What do I care? Fiverr doesn't give a D about anybody. They certainly don't care about me or the many people who are suddenly scrambling to shore up their lost revenue after being quiet fired. At no fault of their own.
Unstable, really? You don't say...

  • Like 3
Posted
15 hours ago, rudyabel said:

lost revenue after being quiet fired

Exactly what i feel, my order will be dried up if nothing changes on Fiverr 😞

  • Like 6
Posted
22 hours ago, rudyabel said:

What do I care? Fiverr doesn't give a D about anybody. They certainly don't care about me or the many people who are suddenly scrambling to shore up their lost revenue after being quiet fired. At no fault of their own.
Unstable, really? You don't say...

Well said. I have heard this from 2 other sellers on Fiverr in the audio/musician category, and been shown screenshots of an email chain showing exactly how little they care.

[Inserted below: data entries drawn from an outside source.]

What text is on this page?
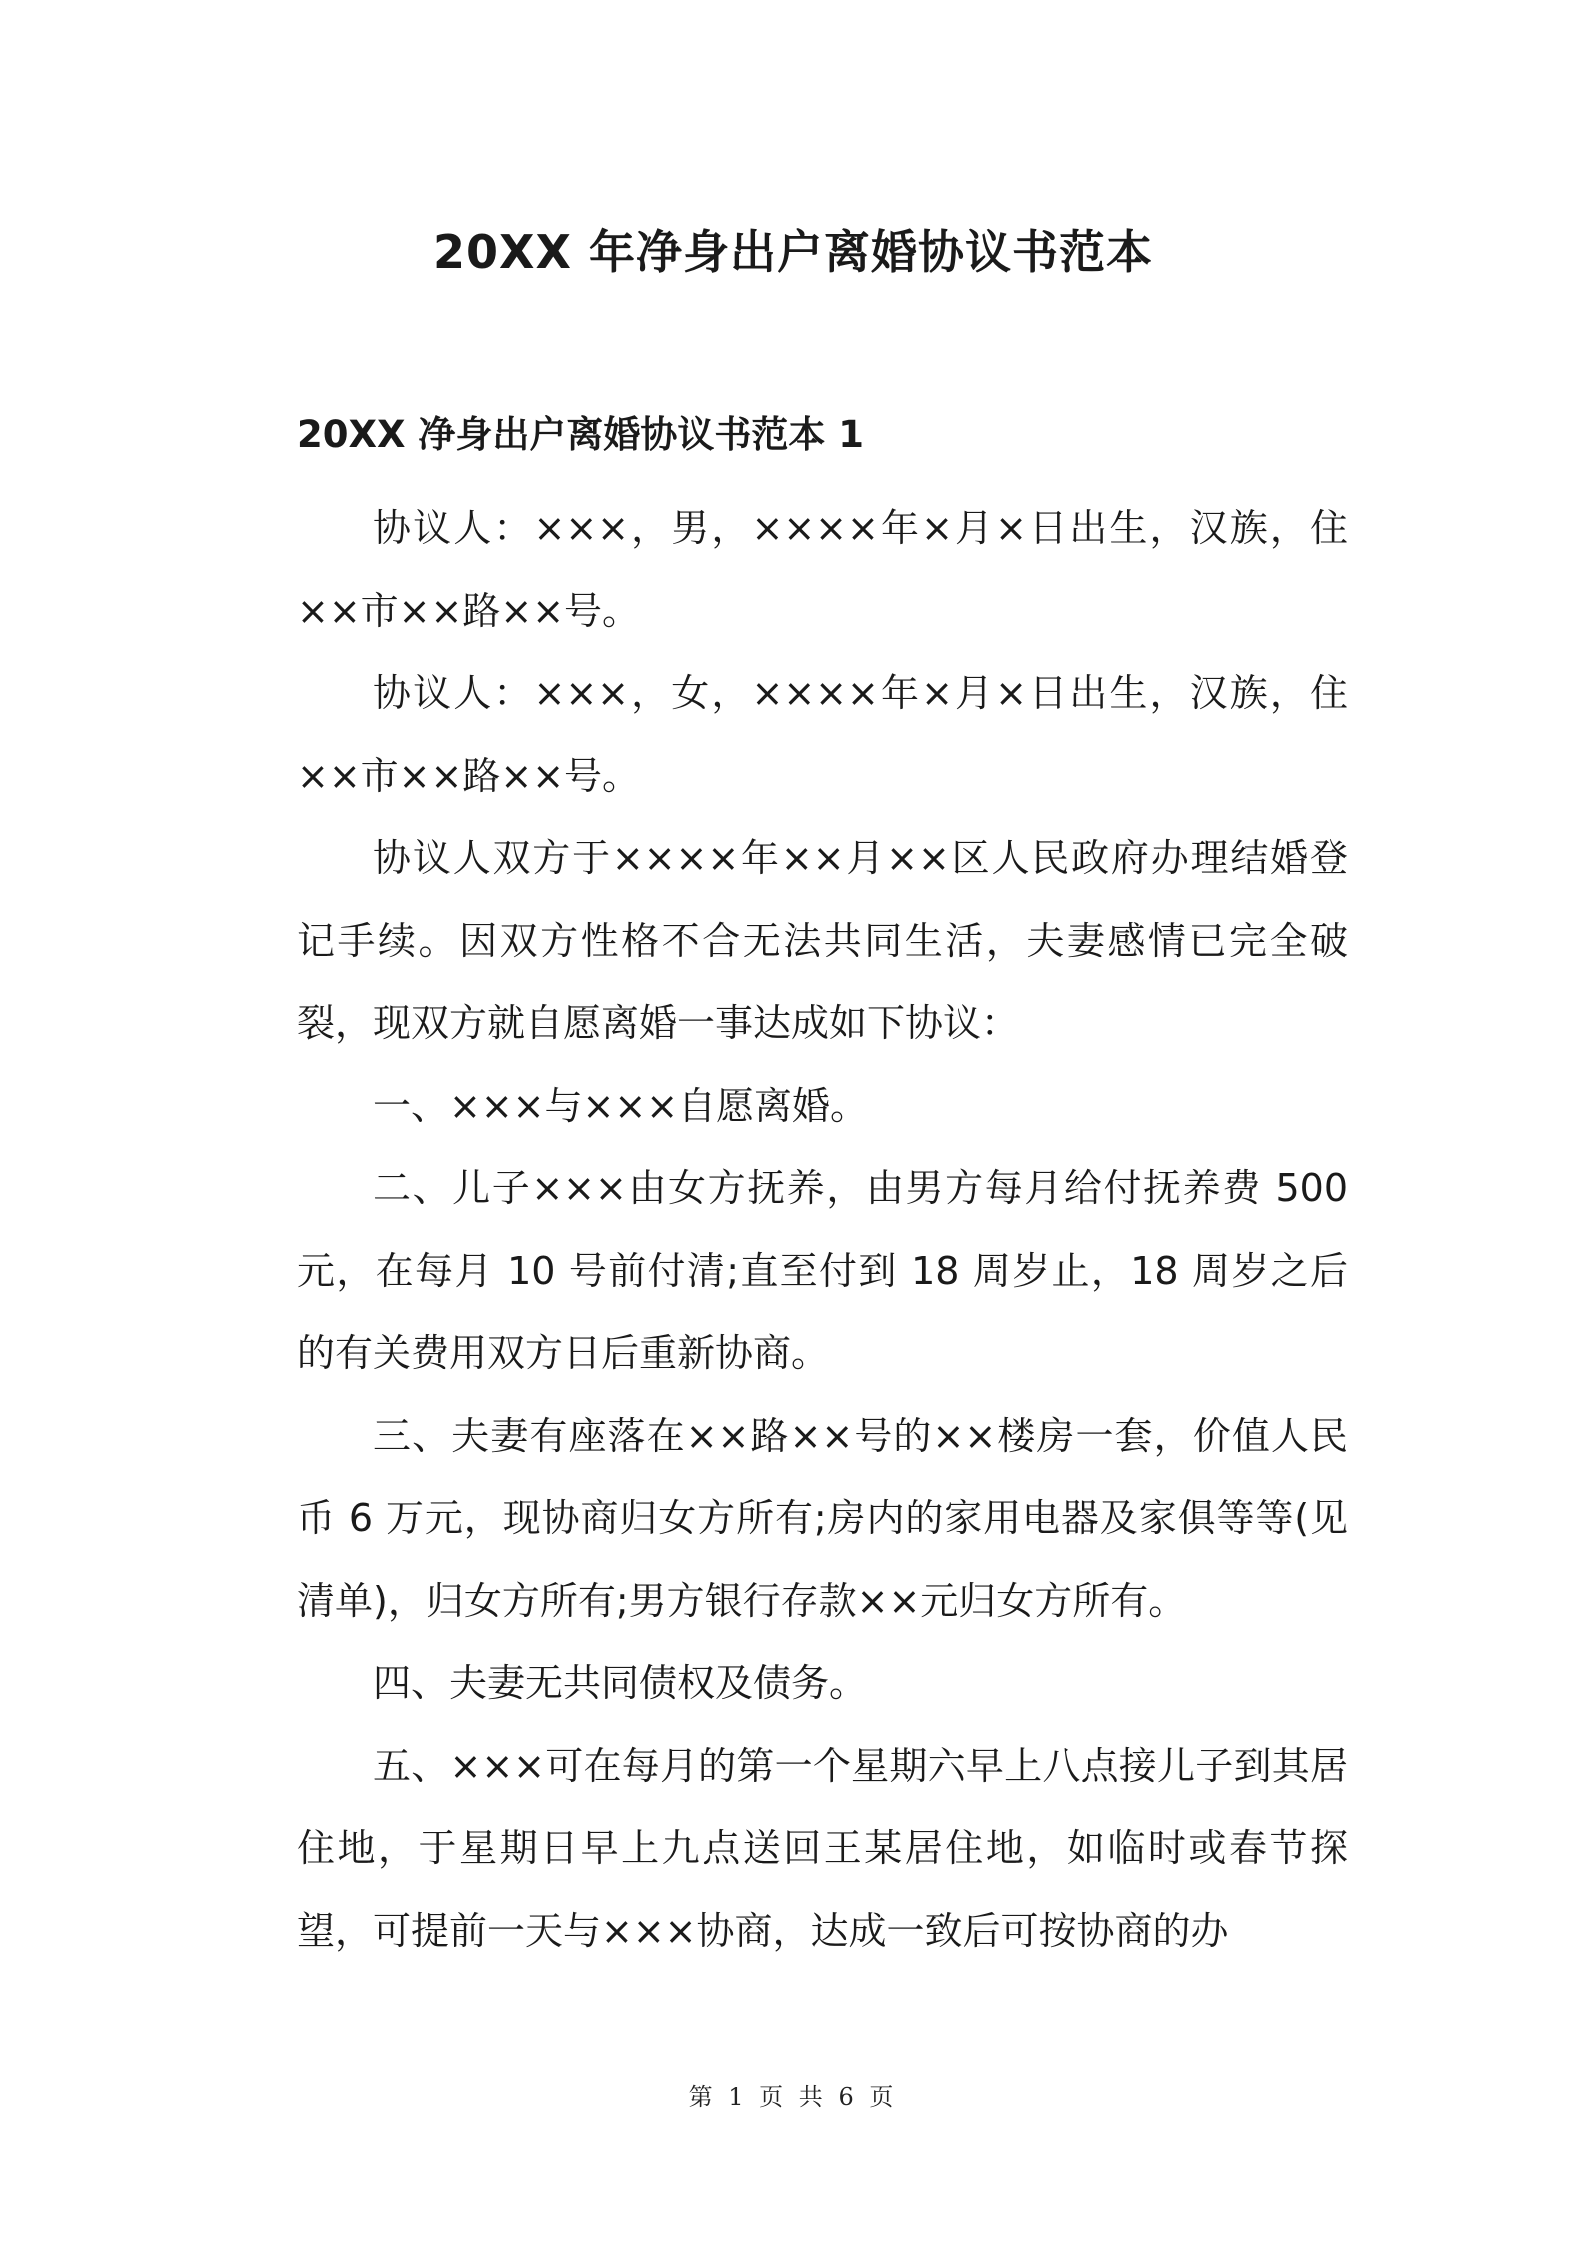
20XX 年净身出户离婚协议书范本
20XX 净身出户离婚协议书范本 1

协议人：×××，男，××××年×月×日出生，汉族，住××市××路××号。

协议人：×××，女，××××年×月×日出生，汉族，住××市××路××号。

协议人双方于××××年××月××区人民政府办理结婚登记手续。因双方性格不合无法共同生活，夫妻感情已完全破裂，现双方就自愿离婚一事达成如下协议：

一、×××与×××自愿离婚。

二、儿子×××由女方抚养，由男方每月给付抚养费 500 元，在每月 10 号前付清;直至付到 18 周岁止，18 周岁之后的有关费用双方日后重新协商。

三、夫妻有座落在××路××号的××楼房一套，价值人民币 6 万元，现协商归女方所有;房内的家用电器及家俱等等(见清单)，归女方所有;男方银行存款××元归女方所有。

四、夫妻无共同债权及债务。

五、×××可在每月的第一个星期六早上八点接儿子到其居住地，于星期日早上九点送回王某居住地，如临时或春节探望，可提前一天与×××协商，达成一致后可按协商的办

第 1 页 共 6 页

I'd also like to know where I submit my private feedback and review for my (ex) success manager 

  • Like 5
Posted

I have been working on Fiverr for the past 9 years. Earlier there was a provision of viewing buyer requests and placing your offer on them without any intermediary. In most other freelancing sites, this feature is still there. However, Fiverr comes up with a new feature every now and then just to make more bucks, without realizing that if the seller will not get much work, how will they get their cut? 

  • Like 5
Posted
On 5/20/2024 at 1:34 PM, graphicterm said:

Just some minutes ago I have uploaded my gig on Fiverr. So, what will I do now?

Wait for years to get orders. 

  • Like 3
  • 2 weeks later...
Posted

Fiverr doesn't care about being a ''for the people''  freelance site anymore.

In an effort to protect the buyer [which is fair] they've gone overboard and applied a blanketing [q?] approach when it comes to new sellers/not top-sellers.

They've increased the need for vetting and the qualifications needed for said 'vetting'. 
All of which are incredibly invasive and unreasonable for the average seller.

I understand the need to verify your sellers in order to decrease problems and scams, but this is absurd.
But people are quite literally being allowed to use AI in their artwork on Fiverr.
Meanwhile, I cannot even use the subcategory of Books/E-books without needing to post my entire writing career history and documentation.